There are two wooden sticks of lengths A and B respectively. Each of them can be cut into shorter sticks of integer lengths. Our goal is to construct the largest possible square. In order to do this, we want to cut the sticks in such a way as to achieve four sticks of the same length (note that there can be some leftover pieces). What is the longest side of the square that we can achieve?
Write a function:
class Solution {public int solution(int A, int B); }that, given two integers A and B, returns the side length of the largest square that we can obtain. If it is not possible to create any square, the function should return 0.
Examples:
- Given A = 10, B = 21, the function should return 7. We can split the second stick into three sticks of length 7 and shorten the first stick by 3.
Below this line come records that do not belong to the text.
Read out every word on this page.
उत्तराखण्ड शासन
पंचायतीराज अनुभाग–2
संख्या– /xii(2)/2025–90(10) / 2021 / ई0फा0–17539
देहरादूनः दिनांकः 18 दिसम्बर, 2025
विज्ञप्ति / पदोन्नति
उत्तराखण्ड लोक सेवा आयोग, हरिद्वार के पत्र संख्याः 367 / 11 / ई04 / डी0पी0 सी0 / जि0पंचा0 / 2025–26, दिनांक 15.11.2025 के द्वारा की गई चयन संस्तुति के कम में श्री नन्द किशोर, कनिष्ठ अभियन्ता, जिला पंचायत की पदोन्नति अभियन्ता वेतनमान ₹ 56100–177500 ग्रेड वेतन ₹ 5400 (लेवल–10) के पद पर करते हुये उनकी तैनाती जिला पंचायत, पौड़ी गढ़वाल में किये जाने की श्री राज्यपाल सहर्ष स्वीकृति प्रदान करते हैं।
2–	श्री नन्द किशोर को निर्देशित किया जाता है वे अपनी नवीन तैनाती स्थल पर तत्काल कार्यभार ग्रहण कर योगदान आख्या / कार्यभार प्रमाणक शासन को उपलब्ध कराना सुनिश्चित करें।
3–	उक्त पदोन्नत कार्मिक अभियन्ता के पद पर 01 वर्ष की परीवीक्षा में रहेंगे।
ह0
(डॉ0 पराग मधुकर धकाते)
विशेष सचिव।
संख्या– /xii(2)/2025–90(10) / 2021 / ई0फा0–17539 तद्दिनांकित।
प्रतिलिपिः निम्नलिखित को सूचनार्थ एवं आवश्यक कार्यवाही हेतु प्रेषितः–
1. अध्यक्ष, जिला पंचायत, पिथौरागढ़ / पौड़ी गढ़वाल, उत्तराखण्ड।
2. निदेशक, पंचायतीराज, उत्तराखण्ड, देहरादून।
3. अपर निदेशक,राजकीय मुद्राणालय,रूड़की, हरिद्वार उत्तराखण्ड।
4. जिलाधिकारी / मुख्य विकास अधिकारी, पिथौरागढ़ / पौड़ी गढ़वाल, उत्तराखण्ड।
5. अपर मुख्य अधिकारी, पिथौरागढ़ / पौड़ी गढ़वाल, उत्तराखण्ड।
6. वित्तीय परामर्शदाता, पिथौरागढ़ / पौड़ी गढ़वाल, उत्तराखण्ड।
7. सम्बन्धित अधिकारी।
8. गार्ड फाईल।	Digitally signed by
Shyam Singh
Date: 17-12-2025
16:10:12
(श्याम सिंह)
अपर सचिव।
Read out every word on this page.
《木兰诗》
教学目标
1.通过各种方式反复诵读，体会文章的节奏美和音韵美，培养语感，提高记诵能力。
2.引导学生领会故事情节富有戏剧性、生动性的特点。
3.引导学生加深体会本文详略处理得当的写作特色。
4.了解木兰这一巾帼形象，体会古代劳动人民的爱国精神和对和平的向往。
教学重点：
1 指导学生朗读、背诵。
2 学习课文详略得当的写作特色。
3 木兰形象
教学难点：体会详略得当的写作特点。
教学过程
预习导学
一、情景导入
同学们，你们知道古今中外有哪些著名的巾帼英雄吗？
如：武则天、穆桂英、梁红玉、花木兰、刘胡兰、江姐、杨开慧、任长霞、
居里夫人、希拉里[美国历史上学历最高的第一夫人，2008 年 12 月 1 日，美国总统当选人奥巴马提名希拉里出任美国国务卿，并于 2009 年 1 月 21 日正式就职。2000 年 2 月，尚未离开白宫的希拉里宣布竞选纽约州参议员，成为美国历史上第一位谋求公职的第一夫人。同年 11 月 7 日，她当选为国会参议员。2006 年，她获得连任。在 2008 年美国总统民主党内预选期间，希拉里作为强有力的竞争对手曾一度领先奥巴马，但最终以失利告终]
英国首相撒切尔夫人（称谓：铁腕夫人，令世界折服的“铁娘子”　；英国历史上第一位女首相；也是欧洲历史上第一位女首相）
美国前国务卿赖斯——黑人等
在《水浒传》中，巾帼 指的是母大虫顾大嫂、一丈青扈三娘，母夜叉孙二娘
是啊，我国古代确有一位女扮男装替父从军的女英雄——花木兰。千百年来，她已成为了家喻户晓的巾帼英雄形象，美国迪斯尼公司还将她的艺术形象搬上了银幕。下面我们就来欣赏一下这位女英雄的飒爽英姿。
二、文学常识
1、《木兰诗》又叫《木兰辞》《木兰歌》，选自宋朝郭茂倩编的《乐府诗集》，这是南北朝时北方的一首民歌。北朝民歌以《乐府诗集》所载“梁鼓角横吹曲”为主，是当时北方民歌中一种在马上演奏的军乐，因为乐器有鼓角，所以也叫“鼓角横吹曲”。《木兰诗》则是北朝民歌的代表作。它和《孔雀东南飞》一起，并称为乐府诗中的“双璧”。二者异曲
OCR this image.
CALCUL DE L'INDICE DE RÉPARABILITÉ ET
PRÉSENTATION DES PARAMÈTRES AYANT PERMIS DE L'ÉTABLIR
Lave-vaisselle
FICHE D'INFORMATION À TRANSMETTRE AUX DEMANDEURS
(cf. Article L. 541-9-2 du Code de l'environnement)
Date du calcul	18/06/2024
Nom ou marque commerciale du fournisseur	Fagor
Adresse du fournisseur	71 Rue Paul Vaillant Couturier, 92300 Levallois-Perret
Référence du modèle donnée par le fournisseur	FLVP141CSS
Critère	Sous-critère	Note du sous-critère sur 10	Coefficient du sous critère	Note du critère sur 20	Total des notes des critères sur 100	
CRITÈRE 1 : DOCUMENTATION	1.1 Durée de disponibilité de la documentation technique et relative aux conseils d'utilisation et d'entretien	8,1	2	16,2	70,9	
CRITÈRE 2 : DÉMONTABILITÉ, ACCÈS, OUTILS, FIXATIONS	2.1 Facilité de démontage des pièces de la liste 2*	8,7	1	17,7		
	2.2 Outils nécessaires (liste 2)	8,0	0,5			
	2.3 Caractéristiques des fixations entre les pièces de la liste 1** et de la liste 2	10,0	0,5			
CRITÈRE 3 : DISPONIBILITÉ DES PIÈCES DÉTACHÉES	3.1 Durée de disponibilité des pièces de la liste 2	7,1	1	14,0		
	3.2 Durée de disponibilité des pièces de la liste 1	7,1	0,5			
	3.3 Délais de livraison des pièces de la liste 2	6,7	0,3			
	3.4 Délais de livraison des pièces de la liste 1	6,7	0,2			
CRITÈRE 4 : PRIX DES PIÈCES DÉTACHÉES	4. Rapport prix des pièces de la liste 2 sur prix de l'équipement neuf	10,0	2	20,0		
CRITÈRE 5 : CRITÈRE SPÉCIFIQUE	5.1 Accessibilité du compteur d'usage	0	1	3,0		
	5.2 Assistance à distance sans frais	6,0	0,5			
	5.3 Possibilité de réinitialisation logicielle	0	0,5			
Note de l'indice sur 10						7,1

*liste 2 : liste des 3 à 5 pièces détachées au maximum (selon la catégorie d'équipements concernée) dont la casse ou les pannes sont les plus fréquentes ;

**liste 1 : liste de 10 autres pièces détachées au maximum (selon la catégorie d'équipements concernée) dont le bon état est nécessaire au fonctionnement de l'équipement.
- Given A = 13, B = 11, the function should return 5. We can cut two sticks of length 5 from each of the given sticks.
- Given A = 2, B = 1, the function should return 0. It is not possible to make any square from the given sticks.
- Given A = 1, B = 8, the function should return 2. We can cut stick B into four parts.
Write an efficient algorithm for the following assumptions:
- A and B are integers within the range [1..1,000,000,000].
这题的本质是判断用两根木棍 A 和 B 最多能切出多少条相同长度的边,并且要凑够 4 条边组成正方形。由于边长越大,需要的边数越少;边长越小,能切出的总段数越多,因此可以把“是否能组成 4 条”作为单调条件,用二分搜索在 [1, A+B] 中寻找最大的可行边长。判断某个长度 x 时,只需计算 A/x + B/x 是否至少为 4,注意使用 64 位整数避免溢出。最终返回最大的可行值;如果连 1 都不行,则返回 0。